Applications must not be processed until one month before the applicant becomes eligible for settlement (based on the need to have a continuous period of 5 years’ permission to stay as a stateless person). Any applications received more than a month, but less than 3 months, before the applicant is eligible, should be held until a month before the date they become eligible and then processed. The file must be noted accordingly. Applications received more than 3 months before the applicant becomes eligible for settlement should be refused.

Some individuals do not need to have spent a continuous period of 5 years in the UK with permission as a stateless person to qualify for settlement. If the applicant has permission as a stateless person for at least one year immediately before the date of a settlement application and did not enter the UK illegally; the 5-year qualifying period can be met by also counting time on any other route that allows a person to qualify for settlement.

If an individual does not qualify, you should advise the individual that they do not qualify for settlement at this time because they have not accrued a continuous period of 5 years permission to stay as a stateless person or by other applicable routes, and that they should apply again when their permission to stay is due to expire within a month or when they have accrued 5 years’ permission to stay.

Settlement may be granted under S 10.1 of Appendix Statelessness after the applicant has spent a continuous period of 5 years in the UK with permission to stay granted under paragraph S 5.1. To qualify for settlement, an applicant must meet the requirements set out in paragraph S 6.1-S 8.2 of Appendix Statelessness and not fall for refusal under paragraph S 10.2-S 10.3. See the sections on exclusion and Part 9 for further information.

If you are not satisfied that all the suitability and eligibility requirements or settlement as a stateless person are met but are satisfied that the applicant meets the requirements for permission to stay as a stateless person, you must grant the applicant a further period of permission to stay as a stateless person for 5 years.

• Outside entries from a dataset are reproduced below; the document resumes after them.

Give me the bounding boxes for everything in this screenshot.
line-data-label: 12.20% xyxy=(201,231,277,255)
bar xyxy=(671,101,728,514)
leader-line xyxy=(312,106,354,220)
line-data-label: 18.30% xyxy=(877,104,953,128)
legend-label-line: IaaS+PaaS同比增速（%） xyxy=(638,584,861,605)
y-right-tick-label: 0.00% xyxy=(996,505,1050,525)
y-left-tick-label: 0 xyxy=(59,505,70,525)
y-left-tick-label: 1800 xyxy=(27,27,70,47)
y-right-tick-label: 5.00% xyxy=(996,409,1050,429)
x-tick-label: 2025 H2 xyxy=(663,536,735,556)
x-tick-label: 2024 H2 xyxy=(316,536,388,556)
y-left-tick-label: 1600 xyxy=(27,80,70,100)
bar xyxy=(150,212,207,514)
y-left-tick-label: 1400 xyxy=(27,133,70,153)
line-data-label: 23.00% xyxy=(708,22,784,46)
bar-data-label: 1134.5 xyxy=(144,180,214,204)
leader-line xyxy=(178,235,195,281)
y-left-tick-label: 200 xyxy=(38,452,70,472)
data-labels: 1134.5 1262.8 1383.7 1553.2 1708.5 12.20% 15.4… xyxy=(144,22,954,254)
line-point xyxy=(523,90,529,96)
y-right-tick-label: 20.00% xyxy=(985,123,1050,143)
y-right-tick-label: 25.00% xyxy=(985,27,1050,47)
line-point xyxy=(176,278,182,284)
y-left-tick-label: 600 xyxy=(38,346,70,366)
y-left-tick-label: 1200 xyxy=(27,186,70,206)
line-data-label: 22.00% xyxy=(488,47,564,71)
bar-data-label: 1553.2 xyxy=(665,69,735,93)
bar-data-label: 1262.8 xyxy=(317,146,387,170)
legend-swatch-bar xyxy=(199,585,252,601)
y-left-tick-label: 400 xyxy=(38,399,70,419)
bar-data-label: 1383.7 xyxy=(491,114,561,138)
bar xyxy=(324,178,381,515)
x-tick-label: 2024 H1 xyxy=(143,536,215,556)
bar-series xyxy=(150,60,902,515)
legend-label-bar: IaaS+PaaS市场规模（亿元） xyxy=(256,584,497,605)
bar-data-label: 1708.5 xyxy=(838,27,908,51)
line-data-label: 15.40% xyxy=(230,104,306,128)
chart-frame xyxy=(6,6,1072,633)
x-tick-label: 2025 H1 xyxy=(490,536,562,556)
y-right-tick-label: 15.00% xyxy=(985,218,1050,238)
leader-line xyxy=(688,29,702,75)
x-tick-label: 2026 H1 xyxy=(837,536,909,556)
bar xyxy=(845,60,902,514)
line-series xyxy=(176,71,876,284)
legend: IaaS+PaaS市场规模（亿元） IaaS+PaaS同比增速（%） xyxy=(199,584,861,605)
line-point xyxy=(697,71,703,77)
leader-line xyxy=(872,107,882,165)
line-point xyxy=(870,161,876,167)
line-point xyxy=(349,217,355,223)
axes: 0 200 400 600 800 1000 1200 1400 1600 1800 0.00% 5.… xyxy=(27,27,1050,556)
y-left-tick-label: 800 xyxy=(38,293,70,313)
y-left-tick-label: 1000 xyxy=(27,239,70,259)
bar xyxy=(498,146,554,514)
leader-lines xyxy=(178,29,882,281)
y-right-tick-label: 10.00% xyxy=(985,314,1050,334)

Where clear evidence comes to light that the individual is not stateless and/or is admissible to another country for the purpose of permanent residence, you must refuse the settlement application under paragraph S 9.1. The individual will then need to make a valid application for permission to stay under other provisions of the

Immigration Rules or leave the UK. You must refer such cases to the relevant enforcement team to consider whether removal action is appropriate.

Applicants who apply for settlement as a stateless person but have never been granted permission to stay on the statelessness route must be refused settlement on this route as they do not meet the requirements of paragraph S 10.3 of the rules.

Where an application is refused because they do not meet the requirements of the Immigration Rules but permission to stay is granted outside the rules there is a right of administrative review.

Travel documents

People who are recognised as stateless are entitled to apply for a stateless person’s document which will be issued in accordance with the UK’s obligations under the 1954 UN Statelessness Convention.

This can include person’s granted permission to stay in accordance with this policy and those who are recognised as being stateless, but do not qualify for permission to stay as a stateless person. For example, this may include those who are refused under general grounds for refusal but who are granted leave outside the Immigration Rules.

Applications for a stateless person’s document must be made online. The Biometric Residence Permit (BRP) is the only evidence of valid permission to stay in the UK and a photocopy of the BRP should be provided along with the travel document application supporting documents.

Further information on applying for a Home Office travel document is available on the GOV.UK website.